The problem is that a complete run takes hours. Before we bought our current server, it was impossible to to a check on every commit, and even now we'd need a queuing system no one's been annoyed enough to write. So instead we run once a day, and then someone has to check the results and work out which change caused the differences.
So we've been looking at using a cluster to speed up the runs, hopefully to a few minutes, so we can easily test things, and get automatic feedback right away after a commit. My partner does scientific parallel programming and has been helping set something up.
For the moment, we're renting time. Our usage pattern is ununsual. Most cluster users have algorithms that are limited by communication between the nodes, and so they tend to do smaller jobs, but run a simulation for hours, days, even weeks. We want a lot of nodes, but not for very long, so it's the sort of thing where renting part of a shared resource makes sense.

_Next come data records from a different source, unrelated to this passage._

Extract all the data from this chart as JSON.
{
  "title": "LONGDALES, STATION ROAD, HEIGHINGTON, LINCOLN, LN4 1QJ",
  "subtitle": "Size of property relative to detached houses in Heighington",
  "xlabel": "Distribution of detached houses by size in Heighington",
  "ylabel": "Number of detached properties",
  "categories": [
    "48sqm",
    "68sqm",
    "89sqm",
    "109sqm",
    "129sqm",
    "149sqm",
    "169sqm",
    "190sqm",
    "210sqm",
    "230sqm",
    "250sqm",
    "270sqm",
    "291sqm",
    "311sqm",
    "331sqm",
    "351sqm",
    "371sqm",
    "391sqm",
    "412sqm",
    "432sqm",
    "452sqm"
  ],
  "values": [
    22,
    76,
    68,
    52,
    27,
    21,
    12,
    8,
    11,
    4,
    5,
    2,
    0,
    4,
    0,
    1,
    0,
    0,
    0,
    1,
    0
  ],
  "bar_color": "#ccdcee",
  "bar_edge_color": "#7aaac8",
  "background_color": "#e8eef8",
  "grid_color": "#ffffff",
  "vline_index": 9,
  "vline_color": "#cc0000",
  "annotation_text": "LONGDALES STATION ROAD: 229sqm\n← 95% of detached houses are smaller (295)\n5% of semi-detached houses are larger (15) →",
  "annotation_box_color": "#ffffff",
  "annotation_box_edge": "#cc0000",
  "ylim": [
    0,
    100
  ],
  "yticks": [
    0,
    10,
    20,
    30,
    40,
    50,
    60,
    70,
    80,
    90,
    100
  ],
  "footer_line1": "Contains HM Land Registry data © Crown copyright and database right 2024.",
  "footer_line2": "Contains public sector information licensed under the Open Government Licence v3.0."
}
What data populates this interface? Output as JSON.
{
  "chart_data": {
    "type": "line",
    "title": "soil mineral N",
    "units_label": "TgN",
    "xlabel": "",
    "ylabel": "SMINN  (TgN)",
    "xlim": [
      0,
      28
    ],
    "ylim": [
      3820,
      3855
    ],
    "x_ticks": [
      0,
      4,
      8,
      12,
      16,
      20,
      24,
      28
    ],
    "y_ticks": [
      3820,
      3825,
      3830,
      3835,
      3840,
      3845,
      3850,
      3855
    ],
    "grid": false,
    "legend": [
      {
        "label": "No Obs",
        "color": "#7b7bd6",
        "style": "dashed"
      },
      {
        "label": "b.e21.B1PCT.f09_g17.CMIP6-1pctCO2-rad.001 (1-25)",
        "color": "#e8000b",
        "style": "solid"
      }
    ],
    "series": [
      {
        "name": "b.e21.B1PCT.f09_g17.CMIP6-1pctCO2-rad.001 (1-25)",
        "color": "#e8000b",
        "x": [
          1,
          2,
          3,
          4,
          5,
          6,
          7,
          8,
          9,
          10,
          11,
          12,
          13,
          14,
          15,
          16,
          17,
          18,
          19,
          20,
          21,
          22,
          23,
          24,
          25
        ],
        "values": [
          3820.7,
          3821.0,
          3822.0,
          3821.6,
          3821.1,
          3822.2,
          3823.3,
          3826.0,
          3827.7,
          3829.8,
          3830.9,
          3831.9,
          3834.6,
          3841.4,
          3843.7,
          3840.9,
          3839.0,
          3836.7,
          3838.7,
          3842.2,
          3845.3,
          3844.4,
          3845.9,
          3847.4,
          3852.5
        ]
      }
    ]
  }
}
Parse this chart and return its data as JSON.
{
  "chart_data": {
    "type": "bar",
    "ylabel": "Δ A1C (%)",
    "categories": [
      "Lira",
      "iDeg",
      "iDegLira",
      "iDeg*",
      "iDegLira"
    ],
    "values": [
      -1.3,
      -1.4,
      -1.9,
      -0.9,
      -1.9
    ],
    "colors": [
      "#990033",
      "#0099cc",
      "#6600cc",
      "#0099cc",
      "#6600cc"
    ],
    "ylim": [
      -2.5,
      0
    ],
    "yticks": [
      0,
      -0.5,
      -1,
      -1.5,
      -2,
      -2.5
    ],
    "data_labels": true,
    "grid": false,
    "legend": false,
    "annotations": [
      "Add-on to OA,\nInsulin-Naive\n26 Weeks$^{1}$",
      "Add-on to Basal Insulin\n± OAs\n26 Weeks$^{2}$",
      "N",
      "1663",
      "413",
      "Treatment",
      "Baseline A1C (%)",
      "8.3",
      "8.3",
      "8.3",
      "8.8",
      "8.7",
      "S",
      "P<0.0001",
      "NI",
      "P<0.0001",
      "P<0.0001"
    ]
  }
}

Of course, it works better to be sharing a resource much larger than the average job size, or with other people with similar usage patterns to avoid being blocked in the queue. But we'll see how it goes. For the moment we're using Tsunamic Technologies' cluster on demand service. They've provided good support so far, and offer a familiar linux environment using the PBS job queue system (the venerable qsub et al.) to schedule access to the nodes. So far it's going pretty well, with scaling down to a 5 minute run.
wherefore the grid?
People have been talking about Grid computing for 17 years now, but not much has appeared to fulfill the promise. Right now, most parallel machine users are doing research simulations, and there the overhead of dealing with heterogenous environment and dynamic node allocation isn't especially worthwhile. But once it there's the infrastructure available to rent time easily, and especially to sell time, I think we'll see a lot more of our sort of use.
Ironically, it's the overhead of virtualization that's finally making that possible. The problem with a market in cpu time is that you have to be able to run untrusted code. An entirely automatic reputation system isn't really good enough. You need recourse if your provider is messing with your data, and providers need to be able to protect jobs from each other. And because you can move machine images around, it also fosters the sort of dynamic infrastructure we need to really have scalable computing available as a utility.
I was therefore excited to see that Amazon is doing exactly that with their Elastic Compute Cloud beta. To use the service you upload an OS image to their storage farm, and then launch as many instances as you want, for as long as you want. It's a really cool set up. Apparently the story is that they have this enormous server farm for dealing with their peak loads (like Christmas) but of course that means it's idle much of the time. TThe same issue we have, really. They already sell almost everything else online, so they decided to try renting out time on their infrastructure as a new business idea.
They have some other cool things too, like an RPC interface to human labor.
The best thing about it is that they have a web protocol for doing all this. So while someone has to provide a credit card and pay the bills, you can now write code that can allocate and occupy its own server resources. We're one step closer to AIs living free on the net. :)